One of the most fascinating reads is the classic tale of Edmond Dantes found in Alexandre Dumas’ The Count of Monte Cristo. As a young sailor, Dantes has a promising future ahead. He appears to be in line for promotion to captain, he is engaged to a beautiful and loving woman, and he appears to be very near achieving the goals that will make him happy. But just as he is about to realize his dreams, three jealous competitors conspire to have him falsely arrested and imprisoned for high treason. After spending years in prison, Dantes gives up hope and decides to starve himself to death. At this point, an older prisoner, Abbe Faria, accidently tunnels into Dantes’ cell in a failed attempt to escape. They become fast friends, and Faria uses their time not only to instruct Dantes in high culture, science, and languages but also to share with him the location of an enormous fortune that awaits Dantes should he ever successfully escape.


After Faria dies, Dantes succeeds in escaping, and he finds the seemingly inexhaustible fortune Faria had told him of. At this point, a perfectly selfish person would take the money and live the most opulent life imaginable. Someone motivated by altruism might take his fortune and use some for his own enjoyment and also use a substantial amount to enrich the lives of his lost love or other unfortunate friends from his prior life. In fact, Dantes does give an anonymous gift of cash to the Morrel family, who had stood by him throughout his troubles. However, he uses the remainder of his fortune to exact the slowest and most painful revenge he can on each of the conspirators who had put him in prison—one of whom is now married to his former fiancée. At each turn of the knife, the reader feels somehow victorious and happy that the conspirators receive their just reward for vile villainy against the innocent, though Dantes seems to become less and less the hero.


The notion of altruism provides a very simplistic view of how people deal with one another. In truth, we do not always have others’ best interest at heart. In some cases, we even seek to harm others at our own expense. Among the most extreme examples of this are suicide bombers who give their lives in the hope that they can injure or kill others. These actions are clearly incongruous with either the selfish decision maker or the altruistic decision maker. Moreover, it seems unlikely that we could find people who behave in such a cruel or vindictive manner generally to everyone they meet. In this chapter we introduce a more-nuanced set of theories about other-regarding preferences. The majority of these theories have developed out of the notion that people seek a fair distribution of consequences. This may be one of the reasons we see nearly even splits in many of the versions of the dictator game discussed in Chapter 14. The notion of fairness has had many different definitions in the literature, and we will cover the most important of these.


One branch of the research on fairness concerns how people react not only to the distribution of outcomes but also to the motivations and perceptions of others. Such conceptions of psychological motivations in games can provide powerful explanations of the behavior commonly observed in laboratory games.

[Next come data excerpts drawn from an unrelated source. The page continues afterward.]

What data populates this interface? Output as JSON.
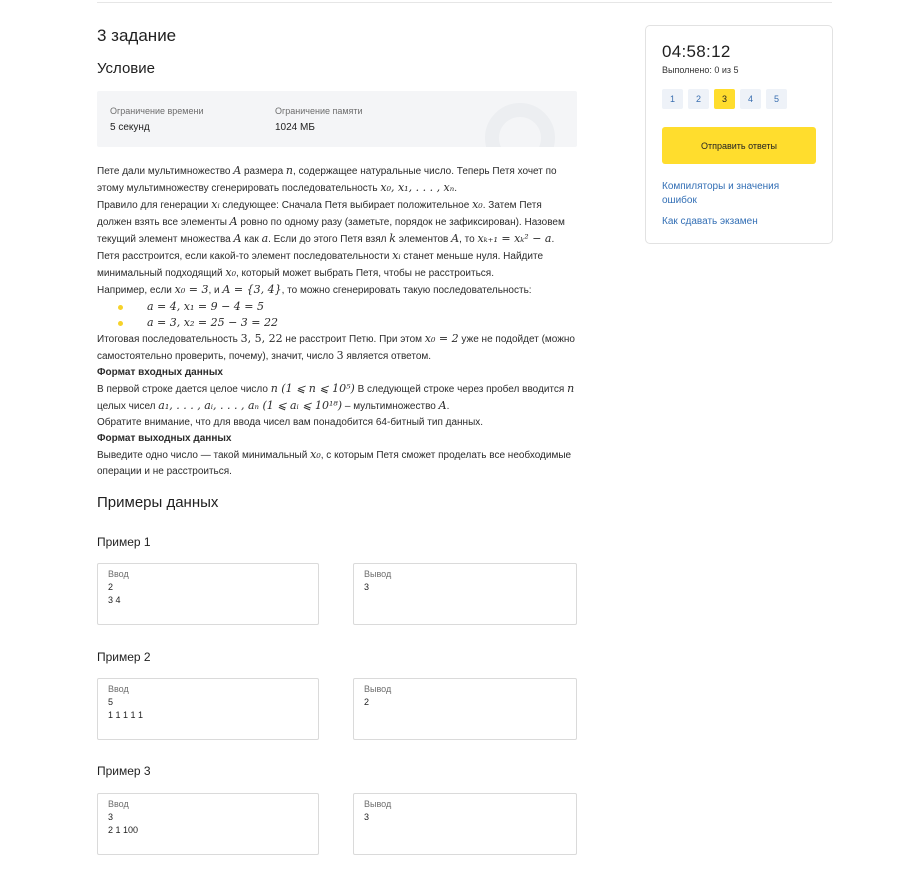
{
  "task": {
    "title": "3 задание",
    "condition_title": "Условие",
    "limits": {
      "time_label": "Ограничение времени",
      "time_value": "5 секунд",
      "memory_label": "Ограничение памяти",
      "memory_value": "1024 МБ"
    },
    "statement": {
      "p1a": "Пете дали мультимножество ",
      "p1b": "A",
      "p1c": " размера ",
      "p1d": "n",
      "p1e": ", содержащее натуральные число. Теперь Петя хочет по этому мультимножеству сгенерировать последовательность ",
      "p1f": "x₀, x₁, . . . , xₙ",
      "p1g": ".",
      "p2a": "Правило для генерации ",
      "p2b": "xᵢ",
      "p2c": " следующее: Сначала Петя выбирает положительное ",
      "p2d": "x₀",
      "p2e": ". Затем Петя должен взять все элементы ",
      "p2f": "A",
      "p2g": " ровно по одному разу (заметьте, порядок не зафиксирован). Назовем текущий элемент множества ",
      "p2h": "A",
      "p2i": " как ",
      "p2j": "a",
      "p2k": ". Если до этого Петя взял ",
      "p2l": "k",
      "p2m": " элементов ",
      "p2n": "A",
      "p2o": ", то ",
      "p2p": "xₖ₊₁ = xₖ² − a",
      "p2q": ".",
      "p3a": "Петя расстроится, если какой-то элемент последовательности ",
      "p3b": "xᵢ",
      "p3c": " станет меньше нуля. Найдите минимальный подходящий ",
      "p3d": "x₀",
      "p3e": ", который может выбрать Петя, чтобы не расстроиться.",
      "p4a": "Например, если ",
      "p4b": "x₀ = 3",
      "p4c": ", и ",
      "p4d": "A = {3, 4}",
      "p4e": ", то можно сгенерировать такую последовательность:",
      "li1": "a = 4, x₁ = 9 − 4 = 5",
      "li2": "a = 3, x₂ = 25 − 3 = 22",
      "p5a": "Итоговая последовательность ",
      "p5b": "3, 5, 22",
      "p5c": " не расстроит Петю. При этом ",
      "p5d": "x₀ = 2",
      "p5e": " уже не подойдет (можно самостоятельно проверить, почему), значит, число ",
      "p5f": "3",
      "p5g": " является ответом.",
      "input_title": "Формат входных данных",
      "p6a": "В первой строке дается целое число ",
      "p6b": "n (1 ⩽ n ⩽ 10⁵)",
      "p6c": " В следующей строке через пробел вводится ",
      "p6d": "n",
      "p6e": " целых чисел ",
      "p6f": "a₁, . . . , aᵢ, . . . , aₙ (1 ⩽ aᵢ ⩽ 10¹⁸)",
      "p6g": " – мультимножество ",
      "p6h": "A",
      "p6i": ".",
      "p7": "Обратите внимание, что для ввода чисел вам понадобится 64-битный тип данных.",
      "output_title": "Формат выходных данных",
      "p8a": "Выведите одно число — такой минимальный ",
      "p8b": "x₀",
      "p8c": ", с которым Петя сможет проделать все необходимые операции и не расстроиться."
    }
  },
  "examples": {
    "title": "Примеры данных",
    "input_label": "Ввод",
    "output_label": "Вывод",
    "items": [
      {
        "title": "Пример 1",
        "input_line1": "2",
        "input_line2": "3 4",
        "output": "3"
      },
      {
        "title": "Пример 2",
        "input_line1": "5",
        "input_line2": "1 1 1 1 1",
        "output": "2"
      },
      {
        "title": "Пример 3",
        "input_line1": "3",
        "input_line2": "2 1 100",
        "output": "3"
      }
    ]
  },
  "sidebar": {
    "timer": "04:58:12",
    "done": "Выполнено: 0 из 5",
    "tasks": [
      "1",
      "2",
      "3",
      "4",
      "5"
    ],
    "active_task": "3",
    "submit_label": "Отправить ответы",
    "link_compilers": "Компиляторы и значения ошибок",
    "link_how": "Как сдавать экзамен",
    "accent_color": "#ffdd2d",
    "link_color": "#336fb5"
  }
}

These models of behavior also have implications for the real world. Much of work and business is conducted in teams or other groups in which the actions of each individual involved will affect the payouts of all. How teams perceive the diligence of each of their individual members can have a substantial impact on how any one individual will decide on how much effort to put forth. Similarly, firms can use the way they are perceived in the community (e.g., socially conscious vs. greedy) to market their products and services. In each case, how actions are perceived can have a big impact on the behavior of others and ultimately on the profits of firms and well-being of consumers and workers.